Print a summary and save the encoder network structure to "./encoder.pdf"

In [16]:
from IPython.display import SVG
from keras.utils.vis_utils import model_to_dot, plot_model

SVG(model_to_dot(encoder_model, show_shapes=False).create(prog='dot', format='svg'))

plot_model(
    model=encoder_model, show_shapes=False,
    to_file='encoder.pdf'
)

encoder_model.summary()

Model: "encoder"
__________________________________________________________________________________________________
Layer (type)                    Output Shape         Param #     Connected to                     
encoder_inputs (InputLayer)     (None, None, 28)     0                                            
__________________________________________________________________________________________________
bidirectional_1 (Bidirectional) (None, None, 768)    1268736     encoder_inputs[0][0]             
__________________________________________________________________________________________________
bidirectional_2 (Bidirectional) [(None, 768), (None, 3542016     bidirectional_1[0][0]            
__________________________________________________________________________________________________
concatenate_1 (Concatenate)     (None, 768)          0           bidirectional_2[0][1]            
                                                                 bidirectional_2[0][3]      

### 3.2. Decoder network

- Inputs:  

    -- one-hot encode of the target language
    
    -- The initial hidden state $h_t$ 
    
    -- The initial conveyor belt $c_t$ 

- Return: 

    -- output (all the hidden states) $h_1, \cdots , h_t$

    -- the final hidden state  $h_t$ (discarded in the training and used in the prediction)
    
    -- the final conveyor belt $c_t$ (discarded in the training and used in the prediction)

In [18]:
from keras.layers import Input, LSTM, Dense
from keras.models import Model

# inputs of the decoder network
decoder_input_h = Input(shape=(latent_dim*2,), name='decoder_input_h')#we ad *2 because we made the encoder bidirectional
decoder_input_c = Input(shape=(latent_dim*2,), name='decoder_input_c')
decoder_input_x = Input(shape=(None, num_decoder_tokens), name='decoder_input_x')

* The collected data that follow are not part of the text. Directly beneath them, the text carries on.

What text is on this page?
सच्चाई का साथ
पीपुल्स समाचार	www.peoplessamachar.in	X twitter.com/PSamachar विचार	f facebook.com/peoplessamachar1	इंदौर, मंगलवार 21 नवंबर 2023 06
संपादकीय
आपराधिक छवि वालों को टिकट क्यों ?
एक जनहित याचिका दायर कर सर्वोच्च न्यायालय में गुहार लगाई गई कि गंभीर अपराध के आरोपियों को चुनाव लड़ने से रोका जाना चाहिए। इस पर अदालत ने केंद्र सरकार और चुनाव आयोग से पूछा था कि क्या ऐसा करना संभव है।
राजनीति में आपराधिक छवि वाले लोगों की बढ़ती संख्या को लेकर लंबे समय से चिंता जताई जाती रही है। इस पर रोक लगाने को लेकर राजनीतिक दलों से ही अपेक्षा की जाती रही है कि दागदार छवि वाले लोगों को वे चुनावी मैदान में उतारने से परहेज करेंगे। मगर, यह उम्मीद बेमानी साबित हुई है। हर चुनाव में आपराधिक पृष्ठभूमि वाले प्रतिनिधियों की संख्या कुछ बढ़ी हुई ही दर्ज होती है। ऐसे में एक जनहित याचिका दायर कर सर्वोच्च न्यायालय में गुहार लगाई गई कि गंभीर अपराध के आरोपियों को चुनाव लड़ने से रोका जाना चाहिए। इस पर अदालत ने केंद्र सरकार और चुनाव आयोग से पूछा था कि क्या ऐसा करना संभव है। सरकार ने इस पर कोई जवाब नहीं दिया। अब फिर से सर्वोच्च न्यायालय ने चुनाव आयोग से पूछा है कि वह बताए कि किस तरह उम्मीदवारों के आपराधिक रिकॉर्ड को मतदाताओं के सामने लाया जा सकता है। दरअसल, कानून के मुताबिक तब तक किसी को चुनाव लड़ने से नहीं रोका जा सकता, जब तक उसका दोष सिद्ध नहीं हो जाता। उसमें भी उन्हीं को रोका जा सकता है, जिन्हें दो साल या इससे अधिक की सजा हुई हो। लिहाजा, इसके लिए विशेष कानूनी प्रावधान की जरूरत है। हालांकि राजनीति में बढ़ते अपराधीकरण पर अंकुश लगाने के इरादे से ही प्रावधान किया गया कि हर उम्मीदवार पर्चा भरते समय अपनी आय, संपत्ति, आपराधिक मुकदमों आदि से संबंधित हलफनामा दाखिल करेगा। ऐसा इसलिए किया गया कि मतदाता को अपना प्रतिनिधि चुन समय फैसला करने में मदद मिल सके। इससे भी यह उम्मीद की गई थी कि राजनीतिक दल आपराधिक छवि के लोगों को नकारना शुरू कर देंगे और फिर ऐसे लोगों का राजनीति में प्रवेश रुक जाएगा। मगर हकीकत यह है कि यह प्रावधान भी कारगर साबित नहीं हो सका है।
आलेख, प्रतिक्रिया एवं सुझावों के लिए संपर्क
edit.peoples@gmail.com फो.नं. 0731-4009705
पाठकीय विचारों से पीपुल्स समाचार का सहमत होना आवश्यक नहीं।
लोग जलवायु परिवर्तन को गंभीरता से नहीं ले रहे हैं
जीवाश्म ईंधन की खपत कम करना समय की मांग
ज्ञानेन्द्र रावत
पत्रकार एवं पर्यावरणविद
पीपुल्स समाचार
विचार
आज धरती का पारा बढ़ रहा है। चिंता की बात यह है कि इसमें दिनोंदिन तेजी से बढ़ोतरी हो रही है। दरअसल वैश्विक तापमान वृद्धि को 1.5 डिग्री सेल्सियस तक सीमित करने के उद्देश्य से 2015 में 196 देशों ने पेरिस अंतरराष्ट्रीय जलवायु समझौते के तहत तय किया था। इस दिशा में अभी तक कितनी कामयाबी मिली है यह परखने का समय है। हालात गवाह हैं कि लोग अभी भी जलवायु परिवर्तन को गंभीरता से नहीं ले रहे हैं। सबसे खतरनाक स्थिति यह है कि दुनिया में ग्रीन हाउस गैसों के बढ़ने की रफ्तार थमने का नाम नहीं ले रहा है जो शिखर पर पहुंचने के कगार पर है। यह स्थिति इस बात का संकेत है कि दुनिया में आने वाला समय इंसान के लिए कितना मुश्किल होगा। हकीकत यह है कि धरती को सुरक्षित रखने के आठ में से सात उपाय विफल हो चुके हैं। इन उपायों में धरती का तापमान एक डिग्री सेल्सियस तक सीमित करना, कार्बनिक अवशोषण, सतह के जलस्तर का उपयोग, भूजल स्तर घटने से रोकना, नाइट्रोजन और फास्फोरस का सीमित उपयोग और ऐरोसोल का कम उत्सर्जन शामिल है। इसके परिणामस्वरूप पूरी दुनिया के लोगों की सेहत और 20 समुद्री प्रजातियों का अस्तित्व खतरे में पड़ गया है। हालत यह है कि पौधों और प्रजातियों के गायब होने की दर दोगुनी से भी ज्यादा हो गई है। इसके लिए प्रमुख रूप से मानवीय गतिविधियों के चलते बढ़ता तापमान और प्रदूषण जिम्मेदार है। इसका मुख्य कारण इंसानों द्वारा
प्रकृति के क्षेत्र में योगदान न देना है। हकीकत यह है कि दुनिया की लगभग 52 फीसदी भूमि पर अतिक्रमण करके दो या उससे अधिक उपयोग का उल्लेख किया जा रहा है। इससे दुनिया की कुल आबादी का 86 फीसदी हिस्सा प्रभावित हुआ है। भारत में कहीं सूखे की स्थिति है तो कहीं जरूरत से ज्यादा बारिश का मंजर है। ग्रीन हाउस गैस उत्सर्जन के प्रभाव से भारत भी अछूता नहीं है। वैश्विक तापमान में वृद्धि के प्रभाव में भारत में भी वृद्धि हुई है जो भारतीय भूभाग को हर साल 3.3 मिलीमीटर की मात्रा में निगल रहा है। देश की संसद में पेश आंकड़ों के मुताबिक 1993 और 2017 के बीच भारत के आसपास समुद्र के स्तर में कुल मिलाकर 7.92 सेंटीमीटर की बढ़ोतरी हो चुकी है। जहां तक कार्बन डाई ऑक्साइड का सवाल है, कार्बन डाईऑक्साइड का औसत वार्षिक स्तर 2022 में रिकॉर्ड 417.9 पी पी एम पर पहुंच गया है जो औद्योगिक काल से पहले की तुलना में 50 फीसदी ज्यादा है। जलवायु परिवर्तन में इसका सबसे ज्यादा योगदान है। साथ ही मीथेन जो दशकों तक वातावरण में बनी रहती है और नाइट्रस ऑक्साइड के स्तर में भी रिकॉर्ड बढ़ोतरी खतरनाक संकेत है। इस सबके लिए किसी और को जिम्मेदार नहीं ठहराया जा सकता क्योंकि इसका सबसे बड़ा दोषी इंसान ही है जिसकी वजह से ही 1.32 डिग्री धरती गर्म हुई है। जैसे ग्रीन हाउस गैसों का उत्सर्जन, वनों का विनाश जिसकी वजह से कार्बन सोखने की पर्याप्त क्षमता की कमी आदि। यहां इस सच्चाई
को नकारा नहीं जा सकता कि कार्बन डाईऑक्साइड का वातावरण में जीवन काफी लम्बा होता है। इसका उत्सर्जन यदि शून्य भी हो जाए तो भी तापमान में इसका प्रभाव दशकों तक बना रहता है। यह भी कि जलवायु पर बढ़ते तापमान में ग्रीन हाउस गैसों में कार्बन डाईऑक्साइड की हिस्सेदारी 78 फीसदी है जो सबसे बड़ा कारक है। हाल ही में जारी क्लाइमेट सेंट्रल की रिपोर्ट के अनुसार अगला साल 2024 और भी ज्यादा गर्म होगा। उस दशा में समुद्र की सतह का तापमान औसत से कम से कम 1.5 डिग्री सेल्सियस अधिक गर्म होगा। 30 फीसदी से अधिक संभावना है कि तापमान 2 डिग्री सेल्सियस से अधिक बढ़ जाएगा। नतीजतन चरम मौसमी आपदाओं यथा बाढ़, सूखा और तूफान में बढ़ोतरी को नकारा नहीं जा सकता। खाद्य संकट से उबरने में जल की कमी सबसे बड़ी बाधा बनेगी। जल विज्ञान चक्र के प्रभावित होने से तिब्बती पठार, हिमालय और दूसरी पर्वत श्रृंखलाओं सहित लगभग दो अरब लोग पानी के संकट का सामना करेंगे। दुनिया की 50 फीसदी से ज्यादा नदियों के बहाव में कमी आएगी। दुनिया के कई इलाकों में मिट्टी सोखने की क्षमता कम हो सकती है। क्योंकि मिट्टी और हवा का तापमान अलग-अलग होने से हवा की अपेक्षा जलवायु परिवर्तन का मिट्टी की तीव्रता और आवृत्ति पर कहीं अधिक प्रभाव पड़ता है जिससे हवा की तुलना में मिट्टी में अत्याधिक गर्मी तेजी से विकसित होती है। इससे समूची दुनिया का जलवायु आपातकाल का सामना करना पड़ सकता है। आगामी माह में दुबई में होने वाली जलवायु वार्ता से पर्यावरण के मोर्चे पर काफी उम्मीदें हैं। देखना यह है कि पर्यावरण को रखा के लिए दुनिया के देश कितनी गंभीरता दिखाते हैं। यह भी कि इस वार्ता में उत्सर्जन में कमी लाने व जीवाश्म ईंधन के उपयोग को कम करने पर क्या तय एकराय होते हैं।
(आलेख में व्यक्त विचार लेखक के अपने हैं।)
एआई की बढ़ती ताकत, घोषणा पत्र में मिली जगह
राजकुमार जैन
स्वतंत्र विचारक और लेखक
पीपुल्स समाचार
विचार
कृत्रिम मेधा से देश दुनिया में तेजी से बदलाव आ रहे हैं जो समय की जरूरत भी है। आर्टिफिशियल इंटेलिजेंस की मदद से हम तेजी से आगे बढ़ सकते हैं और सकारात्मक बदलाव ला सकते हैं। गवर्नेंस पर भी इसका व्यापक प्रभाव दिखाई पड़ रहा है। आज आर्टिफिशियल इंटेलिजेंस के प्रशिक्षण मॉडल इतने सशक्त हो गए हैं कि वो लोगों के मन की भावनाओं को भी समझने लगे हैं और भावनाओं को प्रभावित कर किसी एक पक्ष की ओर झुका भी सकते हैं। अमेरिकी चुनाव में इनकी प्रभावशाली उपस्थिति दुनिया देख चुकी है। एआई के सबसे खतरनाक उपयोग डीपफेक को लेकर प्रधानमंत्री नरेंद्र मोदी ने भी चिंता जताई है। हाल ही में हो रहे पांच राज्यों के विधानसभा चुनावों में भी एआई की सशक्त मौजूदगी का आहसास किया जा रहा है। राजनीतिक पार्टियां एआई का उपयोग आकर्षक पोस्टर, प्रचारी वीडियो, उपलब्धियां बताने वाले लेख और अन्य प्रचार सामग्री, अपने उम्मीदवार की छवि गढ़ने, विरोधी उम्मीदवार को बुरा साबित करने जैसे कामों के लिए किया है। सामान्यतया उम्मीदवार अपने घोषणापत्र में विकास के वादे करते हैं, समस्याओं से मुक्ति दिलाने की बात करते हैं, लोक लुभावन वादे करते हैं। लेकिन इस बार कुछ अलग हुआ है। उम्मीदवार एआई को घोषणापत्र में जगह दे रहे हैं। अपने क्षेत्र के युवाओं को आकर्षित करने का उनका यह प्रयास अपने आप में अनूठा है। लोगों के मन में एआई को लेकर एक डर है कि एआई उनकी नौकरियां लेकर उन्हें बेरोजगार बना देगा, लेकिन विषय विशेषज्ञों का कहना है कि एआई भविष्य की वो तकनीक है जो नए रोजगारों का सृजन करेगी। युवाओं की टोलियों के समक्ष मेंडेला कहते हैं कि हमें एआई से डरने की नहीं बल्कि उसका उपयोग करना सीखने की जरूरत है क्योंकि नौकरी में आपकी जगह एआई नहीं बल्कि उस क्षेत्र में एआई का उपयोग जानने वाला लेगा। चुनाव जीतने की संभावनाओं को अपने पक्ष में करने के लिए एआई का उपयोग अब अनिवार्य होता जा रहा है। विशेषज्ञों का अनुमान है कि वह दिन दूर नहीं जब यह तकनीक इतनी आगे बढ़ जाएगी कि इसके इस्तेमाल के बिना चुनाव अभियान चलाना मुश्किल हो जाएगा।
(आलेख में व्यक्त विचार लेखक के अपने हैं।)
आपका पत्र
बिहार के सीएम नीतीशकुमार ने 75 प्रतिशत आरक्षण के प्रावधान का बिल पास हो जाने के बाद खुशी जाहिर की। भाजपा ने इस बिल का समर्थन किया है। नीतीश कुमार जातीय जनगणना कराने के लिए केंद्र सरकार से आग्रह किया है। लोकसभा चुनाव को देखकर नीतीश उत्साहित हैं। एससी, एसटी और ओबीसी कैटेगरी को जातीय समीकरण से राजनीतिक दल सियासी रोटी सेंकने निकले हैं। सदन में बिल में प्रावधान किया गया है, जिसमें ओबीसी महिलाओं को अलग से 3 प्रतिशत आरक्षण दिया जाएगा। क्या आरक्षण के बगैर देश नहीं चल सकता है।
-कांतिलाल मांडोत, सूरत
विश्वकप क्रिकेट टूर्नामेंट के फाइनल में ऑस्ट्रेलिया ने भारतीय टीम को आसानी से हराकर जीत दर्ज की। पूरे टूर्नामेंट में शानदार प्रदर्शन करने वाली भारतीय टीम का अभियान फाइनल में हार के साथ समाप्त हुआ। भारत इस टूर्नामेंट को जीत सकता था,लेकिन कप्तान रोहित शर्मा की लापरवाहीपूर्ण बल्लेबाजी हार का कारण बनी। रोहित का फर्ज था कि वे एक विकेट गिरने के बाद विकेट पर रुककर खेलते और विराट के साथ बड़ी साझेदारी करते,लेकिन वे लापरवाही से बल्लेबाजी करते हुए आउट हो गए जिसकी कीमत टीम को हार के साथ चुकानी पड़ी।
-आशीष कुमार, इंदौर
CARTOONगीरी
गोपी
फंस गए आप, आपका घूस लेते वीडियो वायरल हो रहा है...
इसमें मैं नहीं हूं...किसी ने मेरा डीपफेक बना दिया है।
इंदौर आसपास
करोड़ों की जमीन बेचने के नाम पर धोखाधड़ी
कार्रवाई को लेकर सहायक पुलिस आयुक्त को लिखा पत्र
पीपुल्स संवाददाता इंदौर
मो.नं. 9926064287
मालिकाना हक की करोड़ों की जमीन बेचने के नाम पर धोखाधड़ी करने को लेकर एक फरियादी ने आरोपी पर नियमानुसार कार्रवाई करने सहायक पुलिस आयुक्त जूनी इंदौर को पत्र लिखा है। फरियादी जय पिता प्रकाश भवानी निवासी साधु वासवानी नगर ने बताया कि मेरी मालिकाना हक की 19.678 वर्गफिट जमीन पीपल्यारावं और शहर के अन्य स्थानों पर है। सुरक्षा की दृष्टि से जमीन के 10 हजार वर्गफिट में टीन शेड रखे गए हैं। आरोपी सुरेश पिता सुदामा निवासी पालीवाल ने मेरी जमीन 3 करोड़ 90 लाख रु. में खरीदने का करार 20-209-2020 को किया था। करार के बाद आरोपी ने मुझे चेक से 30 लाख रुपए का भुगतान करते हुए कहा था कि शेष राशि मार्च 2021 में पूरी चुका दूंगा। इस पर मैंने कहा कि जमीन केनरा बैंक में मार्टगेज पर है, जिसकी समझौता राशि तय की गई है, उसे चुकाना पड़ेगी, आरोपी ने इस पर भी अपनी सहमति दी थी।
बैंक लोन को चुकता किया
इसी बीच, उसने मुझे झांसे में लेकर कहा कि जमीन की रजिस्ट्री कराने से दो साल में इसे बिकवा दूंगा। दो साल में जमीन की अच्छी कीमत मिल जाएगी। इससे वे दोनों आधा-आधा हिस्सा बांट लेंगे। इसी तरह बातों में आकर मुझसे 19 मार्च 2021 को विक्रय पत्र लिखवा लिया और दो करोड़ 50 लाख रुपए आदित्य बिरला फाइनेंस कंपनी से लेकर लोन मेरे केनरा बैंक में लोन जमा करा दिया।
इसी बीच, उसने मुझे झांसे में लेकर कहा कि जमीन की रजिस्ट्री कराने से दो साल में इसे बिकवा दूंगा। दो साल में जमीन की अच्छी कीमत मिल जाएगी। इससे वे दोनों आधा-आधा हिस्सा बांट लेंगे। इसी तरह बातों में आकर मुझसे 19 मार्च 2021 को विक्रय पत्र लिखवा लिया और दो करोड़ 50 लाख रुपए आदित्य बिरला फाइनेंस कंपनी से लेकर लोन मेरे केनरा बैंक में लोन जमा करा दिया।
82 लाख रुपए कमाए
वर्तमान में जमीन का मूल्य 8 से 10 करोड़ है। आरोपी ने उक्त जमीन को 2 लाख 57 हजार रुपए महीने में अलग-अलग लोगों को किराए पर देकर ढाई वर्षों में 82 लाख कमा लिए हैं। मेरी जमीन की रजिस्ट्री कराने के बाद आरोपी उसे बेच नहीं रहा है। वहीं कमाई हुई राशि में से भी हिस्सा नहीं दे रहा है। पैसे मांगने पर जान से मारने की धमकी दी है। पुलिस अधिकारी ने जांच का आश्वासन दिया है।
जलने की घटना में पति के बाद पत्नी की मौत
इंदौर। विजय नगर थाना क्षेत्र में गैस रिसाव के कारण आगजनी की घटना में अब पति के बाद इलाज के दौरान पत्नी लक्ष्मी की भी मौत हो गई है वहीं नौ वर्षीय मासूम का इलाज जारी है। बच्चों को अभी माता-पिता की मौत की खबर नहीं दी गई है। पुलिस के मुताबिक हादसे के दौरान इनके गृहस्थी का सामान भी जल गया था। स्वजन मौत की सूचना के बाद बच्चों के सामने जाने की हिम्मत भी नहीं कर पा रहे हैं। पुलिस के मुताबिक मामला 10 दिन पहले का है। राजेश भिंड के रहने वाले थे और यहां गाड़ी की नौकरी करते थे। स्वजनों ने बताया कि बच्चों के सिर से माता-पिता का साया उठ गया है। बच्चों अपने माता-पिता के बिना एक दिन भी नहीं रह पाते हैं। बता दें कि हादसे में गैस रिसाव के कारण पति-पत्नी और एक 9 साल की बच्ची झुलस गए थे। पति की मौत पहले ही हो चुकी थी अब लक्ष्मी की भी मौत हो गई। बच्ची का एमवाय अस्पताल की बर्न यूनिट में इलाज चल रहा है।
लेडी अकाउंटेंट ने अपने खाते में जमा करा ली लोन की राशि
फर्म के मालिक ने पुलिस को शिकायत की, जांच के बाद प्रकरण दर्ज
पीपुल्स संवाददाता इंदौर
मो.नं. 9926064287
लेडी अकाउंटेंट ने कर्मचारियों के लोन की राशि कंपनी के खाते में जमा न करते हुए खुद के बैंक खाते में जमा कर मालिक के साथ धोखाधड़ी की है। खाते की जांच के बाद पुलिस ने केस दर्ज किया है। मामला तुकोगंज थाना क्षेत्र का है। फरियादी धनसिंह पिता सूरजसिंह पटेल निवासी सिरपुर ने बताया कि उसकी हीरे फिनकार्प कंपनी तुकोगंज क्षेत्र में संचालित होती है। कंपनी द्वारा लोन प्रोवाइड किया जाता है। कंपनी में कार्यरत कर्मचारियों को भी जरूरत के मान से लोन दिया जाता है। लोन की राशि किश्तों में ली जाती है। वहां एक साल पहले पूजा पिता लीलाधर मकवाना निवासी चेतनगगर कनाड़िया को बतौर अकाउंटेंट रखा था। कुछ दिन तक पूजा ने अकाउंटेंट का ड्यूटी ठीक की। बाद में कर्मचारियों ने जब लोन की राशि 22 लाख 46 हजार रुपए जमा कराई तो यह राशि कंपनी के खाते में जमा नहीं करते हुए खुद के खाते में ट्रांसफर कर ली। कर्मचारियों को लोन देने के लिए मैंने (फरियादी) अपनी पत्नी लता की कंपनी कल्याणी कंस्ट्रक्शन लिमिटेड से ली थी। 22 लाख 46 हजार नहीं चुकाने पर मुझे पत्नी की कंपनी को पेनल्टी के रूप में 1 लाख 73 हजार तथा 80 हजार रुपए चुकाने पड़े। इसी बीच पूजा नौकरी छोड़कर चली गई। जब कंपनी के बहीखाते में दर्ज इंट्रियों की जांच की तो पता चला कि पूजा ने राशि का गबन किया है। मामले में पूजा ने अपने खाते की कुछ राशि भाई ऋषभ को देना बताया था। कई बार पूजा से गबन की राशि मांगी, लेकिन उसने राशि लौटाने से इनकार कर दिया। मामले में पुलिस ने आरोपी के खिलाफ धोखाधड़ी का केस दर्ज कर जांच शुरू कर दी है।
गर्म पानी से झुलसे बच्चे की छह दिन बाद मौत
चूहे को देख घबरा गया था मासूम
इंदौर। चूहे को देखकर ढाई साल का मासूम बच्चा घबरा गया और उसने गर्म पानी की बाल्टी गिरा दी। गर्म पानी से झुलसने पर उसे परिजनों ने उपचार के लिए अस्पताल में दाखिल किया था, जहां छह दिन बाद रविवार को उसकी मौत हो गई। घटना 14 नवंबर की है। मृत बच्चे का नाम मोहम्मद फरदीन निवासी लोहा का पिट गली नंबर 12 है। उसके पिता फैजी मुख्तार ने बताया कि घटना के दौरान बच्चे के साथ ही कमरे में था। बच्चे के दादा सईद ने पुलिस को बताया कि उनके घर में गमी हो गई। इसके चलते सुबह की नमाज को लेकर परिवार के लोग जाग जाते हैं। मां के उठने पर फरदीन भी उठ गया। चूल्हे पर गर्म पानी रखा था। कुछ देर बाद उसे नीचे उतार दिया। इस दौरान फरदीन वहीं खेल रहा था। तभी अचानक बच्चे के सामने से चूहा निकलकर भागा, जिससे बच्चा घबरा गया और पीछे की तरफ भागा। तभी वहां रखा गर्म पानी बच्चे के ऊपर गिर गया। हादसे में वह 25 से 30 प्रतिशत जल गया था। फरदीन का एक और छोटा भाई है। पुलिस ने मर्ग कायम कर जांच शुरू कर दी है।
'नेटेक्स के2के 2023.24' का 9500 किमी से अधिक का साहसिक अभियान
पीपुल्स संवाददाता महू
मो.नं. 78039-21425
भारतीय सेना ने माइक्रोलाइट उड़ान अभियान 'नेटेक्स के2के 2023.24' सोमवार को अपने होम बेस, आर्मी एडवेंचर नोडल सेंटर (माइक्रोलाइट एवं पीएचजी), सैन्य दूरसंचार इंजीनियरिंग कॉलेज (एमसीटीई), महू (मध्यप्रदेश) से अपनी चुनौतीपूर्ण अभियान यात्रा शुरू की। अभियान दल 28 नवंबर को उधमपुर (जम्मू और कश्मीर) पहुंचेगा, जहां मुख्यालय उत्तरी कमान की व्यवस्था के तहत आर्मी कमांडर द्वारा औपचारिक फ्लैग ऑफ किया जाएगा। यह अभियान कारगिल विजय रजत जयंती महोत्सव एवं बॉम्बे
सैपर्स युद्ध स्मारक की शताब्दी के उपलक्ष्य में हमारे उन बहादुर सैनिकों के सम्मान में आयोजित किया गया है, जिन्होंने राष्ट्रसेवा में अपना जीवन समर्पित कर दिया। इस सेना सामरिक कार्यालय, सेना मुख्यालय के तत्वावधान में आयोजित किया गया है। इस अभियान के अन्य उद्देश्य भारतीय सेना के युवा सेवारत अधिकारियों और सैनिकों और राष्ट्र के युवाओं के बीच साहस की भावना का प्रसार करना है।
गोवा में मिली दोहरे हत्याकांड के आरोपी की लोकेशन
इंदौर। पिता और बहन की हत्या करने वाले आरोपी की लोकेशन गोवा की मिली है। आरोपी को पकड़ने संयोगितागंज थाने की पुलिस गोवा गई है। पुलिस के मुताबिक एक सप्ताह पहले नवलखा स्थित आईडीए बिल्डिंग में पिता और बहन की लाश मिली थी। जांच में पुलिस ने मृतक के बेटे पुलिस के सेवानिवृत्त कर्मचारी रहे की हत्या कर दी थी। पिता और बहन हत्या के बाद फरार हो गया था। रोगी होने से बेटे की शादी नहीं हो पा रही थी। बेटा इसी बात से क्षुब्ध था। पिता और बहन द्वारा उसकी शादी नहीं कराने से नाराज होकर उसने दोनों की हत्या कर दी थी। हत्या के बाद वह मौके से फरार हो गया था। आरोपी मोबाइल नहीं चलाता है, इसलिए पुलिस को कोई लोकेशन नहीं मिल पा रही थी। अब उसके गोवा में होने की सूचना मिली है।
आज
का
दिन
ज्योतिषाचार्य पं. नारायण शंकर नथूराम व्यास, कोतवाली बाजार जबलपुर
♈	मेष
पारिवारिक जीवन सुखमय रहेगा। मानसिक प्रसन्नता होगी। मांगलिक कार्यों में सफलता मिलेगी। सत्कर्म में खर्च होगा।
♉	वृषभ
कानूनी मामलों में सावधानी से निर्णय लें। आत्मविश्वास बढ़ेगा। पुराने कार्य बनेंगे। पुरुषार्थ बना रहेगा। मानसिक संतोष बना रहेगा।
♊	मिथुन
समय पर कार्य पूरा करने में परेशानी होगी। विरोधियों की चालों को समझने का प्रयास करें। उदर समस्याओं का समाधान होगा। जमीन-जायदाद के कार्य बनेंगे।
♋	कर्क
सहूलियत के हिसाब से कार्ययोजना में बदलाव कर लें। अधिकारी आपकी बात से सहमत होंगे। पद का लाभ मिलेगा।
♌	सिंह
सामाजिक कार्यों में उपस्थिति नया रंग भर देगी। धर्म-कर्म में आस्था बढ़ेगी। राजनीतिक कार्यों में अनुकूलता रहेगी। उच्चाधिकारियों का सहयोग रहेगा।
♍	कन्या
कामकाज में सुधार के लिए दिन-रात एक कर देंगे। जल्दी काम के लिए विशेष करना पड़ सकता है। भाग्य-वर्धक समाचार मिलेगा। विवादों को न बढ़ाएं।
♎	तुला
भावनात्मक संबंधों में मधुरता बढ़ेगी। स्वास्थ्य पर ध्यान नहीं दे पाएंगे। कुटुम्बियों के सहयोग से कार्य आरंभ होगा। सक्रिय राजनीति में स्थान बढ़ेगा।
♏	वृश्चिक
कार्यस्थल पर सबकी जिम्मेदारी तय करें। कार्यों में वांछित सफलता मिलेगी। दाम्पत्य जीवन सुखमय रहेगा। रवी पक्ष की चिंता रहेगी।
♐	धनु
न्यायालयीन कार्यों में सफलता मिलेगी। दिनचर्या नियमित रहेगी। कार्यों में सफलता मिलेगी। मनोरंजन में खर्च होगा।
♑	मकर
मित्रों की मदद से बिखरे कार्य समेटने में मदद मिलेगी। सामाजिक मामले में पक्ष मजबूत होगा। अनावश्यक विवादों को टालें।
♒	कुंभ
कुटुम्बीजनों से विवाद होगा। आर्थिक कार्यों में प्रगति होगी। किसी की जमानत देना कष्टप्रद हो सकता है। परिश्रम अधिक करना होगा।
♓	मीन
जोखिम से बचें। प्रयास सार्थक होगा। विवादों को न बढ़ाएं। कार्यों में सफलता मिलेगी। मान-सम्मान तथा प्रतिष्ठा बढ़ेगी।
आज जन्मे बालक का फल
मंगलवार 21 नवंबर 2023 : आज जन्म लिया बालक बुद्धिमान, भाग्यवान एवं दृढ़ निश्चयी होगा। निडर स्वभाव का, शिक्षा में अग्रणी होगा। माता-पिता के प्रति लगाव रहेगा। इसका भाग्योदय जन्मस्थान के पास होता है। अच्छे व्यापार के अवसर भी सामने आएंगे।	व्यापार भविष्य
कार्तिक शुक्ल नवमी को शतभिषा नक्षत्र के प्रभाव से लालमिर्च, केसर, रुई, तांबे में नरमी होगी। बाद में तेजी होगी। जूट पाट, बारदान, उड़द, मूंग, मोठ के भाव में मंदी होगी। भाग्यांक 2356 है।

encoder_state = [decoder_input_h,decoder_input_c]

# set the LSTM layer
decoder_lstm1_layer = LSTM(latent_dim*2, return_sequences=True, 
                                    return_state=True, dropout=0.25, name='decoder_lstm1')
decoder_lstm1_layer_output, state_hd1,state_cd1= decoder_lstm1_layer(decoder_input_x, initial_state=encoder_state)


#decoder_lstm2_layer = LSTM(latent_dim*2,return_sequences=True,  
#                                    return_state=True, dropout=0.25, name='decoder_lstm2')
#decoder_lstm2_layer_output, state_hd2,state_cd2 = decoder_lstm2_layer(decoder_lstm1_layer_output)
                                                #May need to set initial state 

#Skip_A_Few = Concatenate()([decoder_lstm2_layer_output, decoder_input_x])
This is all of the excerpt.